Figure 8. Northwest view of east morada, showing limestone slab bell tower on contracted west end.
Plans of churches built close to Abiquiú in time, distance, and orientation could have served as sources for the design of the moradas' west ends (Figure 9). Only five kilometers east of Abiquiú stood the chapel dedicated to Santa Rosa de Lima. As shown in Figure 9f, the sanctuary in its west end had a raised floor and flanking entry pilasters, features found in the east morada's west end. This chapel was dedicated about 1744 and was still active as a visíta from Abiquiú in 1830.[49] Through this period and to the present, the popularity of Saint Rose of Lima has persisted at Abiquiú. Her nearby chapel would have been a likely and logical choice for the design of the morada's sanctuary end.
Figure 9. Plans of two Abiquiú moradas compared to New Mexican churches with contracted sanctuaries: A, south morada, B, east morada; C, Zía Mission; D, San Miguel in Santa Fe; E, Santa Cruz; F, Santa Rosa; G, Ranchos de Taos; H, the santuario at Chimayo; I, Córdova. (From Kubler, Religious Architecture [see ftn. 45]: C=his figure 8; D=28, E=9, F=34, G=13, H=22, I=35.)

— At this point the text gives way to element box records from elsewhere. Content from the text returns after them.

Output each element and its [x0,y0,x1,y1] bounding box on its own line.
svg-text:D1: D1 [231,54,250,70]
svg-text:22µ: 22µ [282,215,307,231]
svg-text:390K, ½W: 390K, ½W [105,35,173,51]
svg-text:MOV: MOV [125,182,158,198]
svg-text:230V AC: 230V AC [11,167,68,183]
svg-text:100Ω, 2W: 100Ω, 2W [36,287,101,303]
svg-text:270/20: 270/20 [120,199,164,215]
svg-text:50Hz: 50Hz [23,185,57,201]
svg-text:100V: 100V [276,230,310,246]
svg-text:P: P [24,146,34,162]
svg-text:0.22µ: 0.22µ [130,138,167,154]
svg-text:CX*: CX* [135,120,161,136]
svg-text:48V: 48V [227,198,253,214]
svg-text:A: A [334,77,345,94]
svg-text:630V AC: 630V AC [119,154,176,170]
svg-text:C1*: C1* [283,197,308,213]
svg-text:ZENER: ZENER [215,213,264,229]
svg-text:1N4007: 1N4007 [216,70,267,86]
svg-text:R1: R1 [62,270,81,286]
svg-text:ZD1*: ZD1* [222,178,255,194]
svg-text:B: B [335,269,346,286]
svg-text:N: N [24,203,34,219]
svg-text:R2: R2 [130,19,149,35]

A second possible source for the contracted ends of the Abiquiú moradas would be the south transept chapel of the Third Order of St. Francis at Santa Cruz (Figure 9e). It was completed shortly before 1798[50] and served Franciscan tertiaries into the 1830s. Plans compared in Figure 9 indicate that the dimensions of this left transept chapel at Santa Cruz measure only five percent larger than the chapel room of the east morada at Abiquiú, and the plans also reveal contracted chancel walls at both locations.
The concept of a constricted sanctuary as seen in Abiquiú moradas originated in earlier Spanish and Mexican churches. In 1479, architect Juan Guas used a trapezoidal apse plan in San Juan de los Reyes at Toledo and, by 1512, the design found its way into America's first cathedral at Santo Domingo. Within the first century of Spanish colonization, contracted sanctuary walls appeared on the American mainland in Arciniega's revised plan for Mexico City's Cathedral (post-1584)[51] and, again, in New Mexico, where it first appeared at the stone mission of Zía, built about 1614 (Figure 9c). Once established in the Franciscan province, the concept of converging sanctuary walls survived the 1680 Indian revolt and returned with the reconquest of New Mexico in 1693. Spaniards raised and rebuilt missions from the capital at Santa Fe (San Miguel, rebuilt 1710; Figure 9d) north to Taos (San Geronimo, 1706). Throughout the 18th century, in a three-to-one ratio, the churches of New Mexico used the contracted, as opposed to the box, sanctuary.